Grande attenzione anche alla comunicazione e al design dei vini. L’azienda ha collaborato con Mario Di Paolo per creare bottiglie che raccontano l’identità della cantina attraverso forme, materiali e simboli. L’etichetta del Pinot Nero si distingue per l’embossing che richiama lo stemma di famiglia, intarsi laterali e l’assenza di capsule vistose, sostituite da una finestra dorata che lascia intravedere il tappo in sughero. Quella dello Chardonnay valorizza il bronzetto di Ercole, simbolo del territorio, con etichette materiche e rilievi che accompagnano l’esperienza di degustazione con coerenza visiva e tattile. Ogni dettaglio unisce eleganza, narrazione e senso di appartenenza, confermando l’identità territoriale dei vini e la filosofia dell’azienda: prodotti profondamente legati al Sannio, che raccontano storia, territorio e cultura.
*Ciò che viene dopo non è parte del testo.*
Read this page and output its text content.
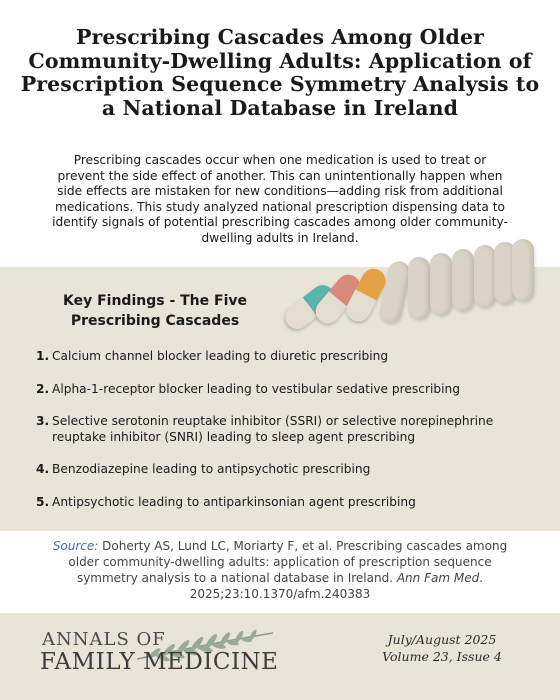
Prescribing Cascades Among Older Community-Dwelling Adults: Application of Prescription Sequence Symmetry Analysis to a National Database in Ireland

Prescribing cascades occur when one medication is used to treat or prevent the side effect of another. This can unintentionally happen when side effects are mistaken for new conditions—adding risk from additional medications. This study analyzed national prescription dispensing data to identify signals of potential prescribing cascades among older community-dwelling adults in Ireland.

Key Findings - The Five Prescribing Cascades
1. Calcium channel blocker leading to diuretic prescribing
2. Alpha-1-receptor blocker leading to vestibular sedative prescribing
3. Selective serotonin reuptake inhibitor (SSRI) or selective norepinephrine reuptake inhibitor (SNRI) leading to sleep agent prescribing
4. Benzodiazepine leading to antipsychotic prescribing
5. Antipsychotic leading to antiparkinsonian agent prescribing

Source: Doherty AS, Lund LC, Moriarty F, et al. Prescribing cascades among older community-dwelling adults: application of prescription sequence symmetry analysis to a national database in Ireland. Ann Fam Med. 2025;23:10.1370/afm.240383

ANNALS OF
FAMILY MEDICINE
July/August 2025
Volume 23, Issue 4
Un’etichetta ricercata e studiata
L’intero progetto è guidato da una filosofia di sostenibilità e basso impatto ambientale. Non poteva essere diversamente per la cantina che presto nascerà, progettata da Hikaru Mori e che costituisce un elemento chiave del progetto vitivinicolo di Cosimo Capasso. Architetta e designer giapponese, la Mori si è trasferita a Milano dove ha sviluppato la sua carriera professionale, co‑fondando con l’architetto italiani Maurizio Zito lo studio ‘ZitoMori’, la cui attività si concentra su architettura, design, paesaggio e territorio, con un approccio che integra spazio interno ed esterno. Tra le opere più note dello studio si trovano cantine vinicole (come Feudi di San Gregorio e Masseto), spazi pubblici come il Controne River Park, e il Padiglione Irpinia all’Expo Milano 2015.

Il sopralluogo per la nuova cantina con Hikaru Mori
La Cantina Capasso è stata pensata non solo come spazio funzionale per vinificazione e affinamento, ma come luogo integrato nel paesaggio e coerente con i valori di sostenibilità e rispetto ambientale che guidano l’azienda. Mori, architetto con esperienza e sensibilità specifica per l’architettura legata al vino e al paesaggio, ha dato vita ad un progetto in cui la relazione tra edificio e sito naturale è centrale. Una cantina che sarà quasi interamente sottoterra, riducendo al minimo l’impatto visivo sul territorio collinare e tutelando l’ecosistema circostante. Questa scelta permette di sfruttare anche le condizioni ambientali naturali per la climatizzazione e la stabilità delle condizioni di stoccaggio, con benefici sia tecnici sia estetici.
Nel frattempo, è in via di ultimazione uno spazio di accoglienza e degustazione, pensato per operatori del settore e appassionati, in cui divulgare attraverso i calici il lavoro in vigneto, l’approccio sostenibile e le scelte progettuali dei vini.
Un progetto ambizioso, dunque, con lo sguardo rivolto alla Francia ma con i piedi ben saldi al suolo del Taburno.